USP8 has been recognized as an independent prognostic marker for cervical squamous cell carcinoma (CSCC) in various studies. Therefore, it may act as a diagnostic and therapeutic target in CSCC patients (29, 30). Notably, UFM1 and USP8 were generally upregulated in the PBMCs of HCC patients. T-cell intracellular antigen 1 is involved in several biological processes, including RNA metabolism, both within the cytoplasm and in the nucleus (31). IFN regulative factor binding protein 2 is an IRF-2-dependent transcriptional repressor involved in cell apoptosis, survival, and differentiation (32). However, qRT-PCR results revealed slight and statistically insignificant dysregulation of the TIA1 and IRF2BP2 genes in HCC and CHB patients. Our findings are the first to demonstrate that HCC PBMCs have considerably different transcriptional signatures than CHB PBMCs and that higher gene expression is associated with HCC progression. In this research, our gene expression results were obtained from Singaporean patients (33), but we investigated nominee genes in Iranian individuals with CHB and HCC. Ethnicity emerges not because of contrasts in genetic makeup but because of differences in the expression of shared genes between ethnic groups (34). As a result, various hosts and viral variables, including as high viral load, gender, and HBsAg levels, are significant in the evolution of HCC. No serological tests for HBeAg, anti-HBe, and HBV genotypes are performed in the GSE58208 dataset (33).
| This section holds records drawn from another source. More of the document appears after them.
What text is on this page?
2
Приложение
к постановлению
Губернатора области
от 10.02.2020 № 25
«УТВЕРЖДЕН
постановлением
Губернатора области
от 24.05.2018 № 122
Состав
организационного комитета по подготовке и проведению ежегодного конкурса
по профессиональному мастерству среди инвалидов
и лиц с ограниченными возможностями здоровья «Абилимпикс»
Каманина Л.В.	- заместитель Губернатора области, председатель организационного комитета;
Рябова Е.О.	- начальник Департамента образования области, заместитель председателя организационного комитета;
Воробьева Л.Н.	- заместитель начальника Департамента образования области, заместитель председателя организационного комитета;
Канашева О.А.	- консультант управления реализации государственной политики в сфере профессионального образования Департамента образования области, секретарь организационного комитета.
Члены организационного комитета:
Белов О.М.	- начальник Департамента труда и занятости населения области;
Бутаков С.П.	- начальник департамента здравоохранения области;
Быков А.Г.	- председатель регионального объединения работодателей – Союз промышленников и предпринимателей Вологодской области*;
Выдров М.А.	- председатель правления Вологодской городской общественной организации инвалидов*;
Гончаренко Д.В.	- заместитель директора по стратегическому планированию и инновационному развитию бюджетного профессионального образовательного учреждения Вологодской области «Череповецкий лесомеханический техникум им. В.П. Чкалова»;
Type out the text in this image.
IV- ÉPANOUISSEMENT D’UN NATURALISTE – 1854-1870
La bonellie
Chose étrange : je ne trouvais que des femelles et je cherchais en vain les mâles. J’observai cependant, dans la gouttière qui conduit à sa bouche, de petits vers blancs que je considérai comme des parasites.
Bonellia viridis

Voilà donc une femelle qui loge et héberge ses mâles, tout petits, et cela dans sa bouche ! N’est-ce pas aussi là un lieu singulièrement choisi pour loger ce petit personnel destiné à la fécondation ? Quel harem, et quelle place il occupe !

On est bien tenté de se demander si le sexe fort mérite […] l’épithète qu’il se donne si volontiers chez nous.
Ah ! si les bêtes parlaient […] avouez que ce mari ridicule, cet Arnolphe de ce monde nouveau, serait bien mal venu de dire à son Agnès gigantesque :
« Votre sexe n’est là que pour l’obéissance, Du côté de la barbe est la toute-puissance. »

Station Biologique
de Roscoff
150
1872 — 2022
In our research, the direct sequencing of 55 HBsAg sequences showed that all of them were for HBV genotype D. Subsequent studies in different Iranian districts revealed that genotype D is the same genotype of HBV that has spread throughout the country (35). The HBV viral load and genotyping are now essential indicators of the development of antiviral drug resistance and the severity of HBV disease (36, 37).

5.1. Conclusions

Our study showed that different HBV disease states are associated with differentially expressed of several mRNAs signatures. The present transcriptional signature may be employed for the early detection of HBV-related HCC and might play an essential role in the pathogenesis of HBV-induced HCC.